Regierung weist Bericht über Scheitern der Jobcenter-Reform zurück

Nahles kritisiert Merkel

Die Bundesregierung hat Medienberichte über ein Scheitern der Jobcenter-Reform zurückgewiesen. Solche Darstellungen seien "reine Spekulation", sagte Regierungssprecher Ulrich Wilhelm am Freitag (20. Februar) in Berlin. Von Anfang an sei klar gewesen, dass es für die anvisierte Grundgesetzänderung sowohl eine Einigung der Länder als auch der Fraktionen im Bundestag geben müsse. Nach der erreichten Einigung seitens der Länder folge nun die Abstimmung der Fachleute in den Bundestagsfraktionen. Ziel dieser Gespräche sei es, zu einem einvernehmlichen Entwurf für die Entscheidung im Kabinett zu kommen, sagte Wilhelm.

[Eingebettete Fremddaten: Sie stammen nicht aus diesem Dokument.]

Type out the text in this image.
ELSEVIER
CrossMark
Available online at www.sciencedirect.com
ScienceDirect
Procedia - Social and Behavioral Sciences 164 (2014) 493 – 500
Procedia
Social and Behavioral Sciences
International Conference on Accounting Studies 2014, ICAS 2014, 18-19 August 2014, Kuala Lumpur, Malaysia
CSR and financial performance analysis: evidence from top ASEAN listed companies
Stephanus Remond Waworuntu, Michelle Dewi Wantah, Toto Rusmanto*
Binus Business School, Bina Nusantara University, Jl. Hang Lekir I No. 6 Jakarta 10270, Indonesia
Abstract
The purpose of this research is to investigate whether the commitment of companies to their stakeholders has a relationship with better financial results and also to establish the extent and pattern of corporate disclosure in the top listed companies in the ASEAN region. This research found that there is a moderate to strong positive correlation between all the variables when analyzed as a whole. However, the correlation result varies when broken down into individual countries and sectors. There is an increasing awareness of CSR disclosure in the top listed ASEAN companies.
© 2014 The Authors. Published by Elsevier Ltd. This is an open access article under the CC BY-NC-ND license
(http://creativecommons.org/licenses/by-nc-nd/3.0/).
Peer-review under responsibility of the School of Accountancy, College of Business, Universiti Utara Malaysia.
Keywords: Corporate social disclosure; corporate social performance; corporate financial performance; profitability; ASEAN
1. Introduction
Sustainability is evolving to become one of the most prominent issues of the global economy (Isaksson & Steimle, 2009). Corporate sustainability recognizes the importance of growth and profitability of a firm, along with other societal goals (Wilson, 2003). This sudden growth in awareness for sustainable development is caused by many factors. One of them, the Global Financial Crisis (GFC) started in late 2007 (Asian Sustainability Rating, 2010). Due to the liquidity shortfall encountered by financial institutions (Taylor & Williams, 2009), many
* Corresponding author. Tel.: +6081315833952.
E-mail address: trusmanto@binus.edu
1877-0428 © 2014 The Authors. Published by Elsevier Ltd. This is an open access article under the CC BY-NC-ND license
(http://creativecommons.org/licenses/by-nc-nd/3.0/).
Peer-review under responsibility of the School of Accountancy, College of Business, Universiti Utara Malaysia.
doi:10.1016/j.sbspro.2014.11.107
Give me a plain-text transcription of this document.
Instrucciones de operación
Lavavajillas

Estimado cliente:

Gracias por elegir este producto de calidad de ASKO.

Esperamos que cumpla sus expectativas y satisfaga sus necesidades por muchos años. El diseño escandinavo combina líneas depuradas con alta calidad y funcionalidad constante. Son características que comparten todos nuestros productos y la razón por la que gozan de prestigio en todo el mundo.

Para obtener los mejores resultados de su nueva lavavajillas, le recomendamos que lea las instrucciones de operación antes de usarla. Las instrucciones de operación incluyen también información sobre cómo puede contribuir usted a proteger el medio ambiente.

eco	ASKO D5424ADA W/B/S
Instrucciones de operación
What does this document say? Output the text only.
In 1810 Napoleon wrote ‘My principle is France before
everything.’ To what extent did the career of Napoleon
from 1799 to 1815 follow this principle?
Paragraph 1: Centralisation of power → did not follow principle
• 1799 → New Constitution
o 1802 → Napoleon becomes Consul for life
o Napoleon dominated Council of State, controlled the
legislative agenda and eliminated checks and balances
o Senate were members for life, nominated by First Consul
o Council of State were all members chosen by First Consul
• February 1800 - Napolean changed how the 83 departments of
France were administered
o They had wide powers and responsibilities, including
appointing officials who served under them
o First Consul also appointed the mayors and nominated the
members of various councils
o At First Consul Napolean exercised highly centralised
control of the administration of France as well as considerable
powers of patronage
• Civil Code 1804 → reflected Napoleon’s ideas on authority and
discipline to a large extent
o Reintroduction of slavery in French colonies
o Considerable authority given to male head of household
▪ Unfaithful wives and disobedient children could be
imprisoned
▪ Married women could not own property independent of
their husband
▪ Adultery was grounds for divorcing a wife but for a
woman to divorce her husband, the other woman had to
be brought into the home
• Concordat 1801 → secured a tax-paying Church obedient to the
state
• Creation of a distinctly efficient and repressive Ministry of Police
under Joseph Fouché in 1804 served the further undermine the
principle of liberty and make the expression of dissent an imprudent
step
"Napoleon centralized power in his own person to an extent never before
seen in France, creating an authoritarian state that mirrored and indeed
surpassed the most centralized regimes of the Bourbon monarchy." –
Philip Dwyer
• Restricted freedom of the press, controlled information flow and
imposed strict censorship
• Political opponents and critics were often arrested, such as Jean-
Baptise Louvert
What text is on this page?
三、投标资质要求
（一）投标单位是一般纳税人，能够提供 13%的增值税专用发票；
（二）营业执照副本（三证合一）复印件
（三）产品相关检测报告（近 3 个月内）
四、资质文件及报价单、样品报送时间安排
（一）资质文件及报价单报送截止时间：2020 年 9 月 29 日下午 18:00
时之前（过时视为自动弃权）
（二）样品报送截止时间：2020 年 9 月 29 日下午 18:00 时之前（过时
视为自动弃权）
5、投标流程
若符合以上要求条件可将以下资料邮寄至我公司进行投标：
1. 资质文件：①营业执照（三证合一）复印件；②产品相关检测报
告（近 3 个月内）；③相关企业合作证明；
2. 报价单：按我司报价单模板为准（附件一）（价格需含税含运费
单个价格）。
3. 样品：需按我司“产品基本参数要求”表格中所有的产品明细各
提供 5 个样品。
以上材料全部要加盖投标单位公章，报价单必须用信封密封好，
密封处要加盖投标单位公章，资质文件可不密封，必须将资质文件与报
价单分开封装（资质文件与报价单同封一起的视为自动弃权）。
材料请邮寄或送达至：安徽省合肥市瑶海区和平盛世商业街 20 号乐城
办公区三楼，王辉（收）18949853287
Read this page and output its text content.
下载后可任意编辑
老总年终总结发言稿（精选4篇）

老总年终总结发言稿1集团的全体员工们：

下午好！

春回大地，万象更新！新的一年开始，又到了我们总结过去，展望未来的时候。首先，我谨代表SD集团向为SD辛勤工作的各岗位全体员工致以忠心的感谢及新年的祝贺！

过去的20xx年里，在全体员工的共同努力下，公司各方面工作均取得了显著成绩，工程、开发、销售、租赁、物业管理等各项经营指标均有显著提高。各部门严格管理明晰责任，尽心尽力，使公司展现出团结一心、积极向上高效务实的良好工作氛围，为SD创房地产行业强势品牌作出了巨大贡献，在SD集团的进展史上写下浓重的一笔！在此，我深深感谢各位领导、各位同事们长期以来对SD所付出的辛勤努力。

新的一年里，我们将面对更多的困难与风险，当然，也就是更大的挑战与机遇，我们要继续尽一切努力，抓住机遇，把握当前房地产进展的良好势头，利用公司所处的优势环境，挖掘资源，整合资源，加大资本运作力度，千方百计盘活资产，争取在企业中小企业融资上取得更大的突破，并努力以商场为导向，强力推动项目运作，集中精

Zuvor hatte der "Der Spiegel" berichtet, das Kanzleramt rechne nicht mehr damit, dass sich die Koalition noch auf eine Reform einigen könne. Das Nachrichtenmagazin berief sich auf die Umgebung von Bundeskanzlerin Angela Merkel (CDU).

Nahles: Scholz hat auch im Auftrag von Merkel monatelang den Kompromiss mit den Ländern ausgehandelt

SPD-Vizechefin Andrea Nahles forderte Merkel unterdessen auf, für den zwischen dem Arbeitsministerium und den Ländern ausgehandelten Kompromiss einzutreten. Nahles sagte dem "Tagesspiegel", Arbeitsminister Olaf Scholz (SPD) habe monatelang mit den Ländern nach einem Kompromiss gesucht - auch im Auftrag der Bundeskanzlerin. "Frau Merkel muss nun in der Union für Ordnung sorgen. Wenn sie das nicht schafft, werden wir das Thema in den nächsten Koalitionsausschuss bringen", kündigte Nahles an. Die SPD-Politikerin forderte darüber hinaus die Unions-Bundestagsfraktion zum Einlenken auf.

Für die vom Verfassungsgericht angeordnete Neustrukturierung der Jobcenter ist nach Ansicht von Arbeitsminister Scholz, Nordrhein-Westfalens Ministerpräsident Jürgen Rüttgers (CDU) und dem rheinland-pfälzischen Ministerpräsidenten Kurt Beck (SPD) eine Änderung des Grundgesetzes notwendig.

Auf einen entsprechenden Vorschlag zur Neuregelung der "Hartz-IV"-Verwaltung hatten sich Scholz, Rüttgers und Beck in der vergangenen Woche nach monatelangen Verhandlungen geeinigt. Vorgesehen ist, dass die Jobcenter und Arbeitsgemeinschaften in Zentren für Arbeits- und Grundsicherung umgewandelt und damit zu Anstalten öffentlichen Rechts werden.

Der geschäftsführende Vorstand der Unions-Fraktion im Bundestag hatte sich gegen den Entwurf und gegen eine Grundgesetzänderung ausgesprochen.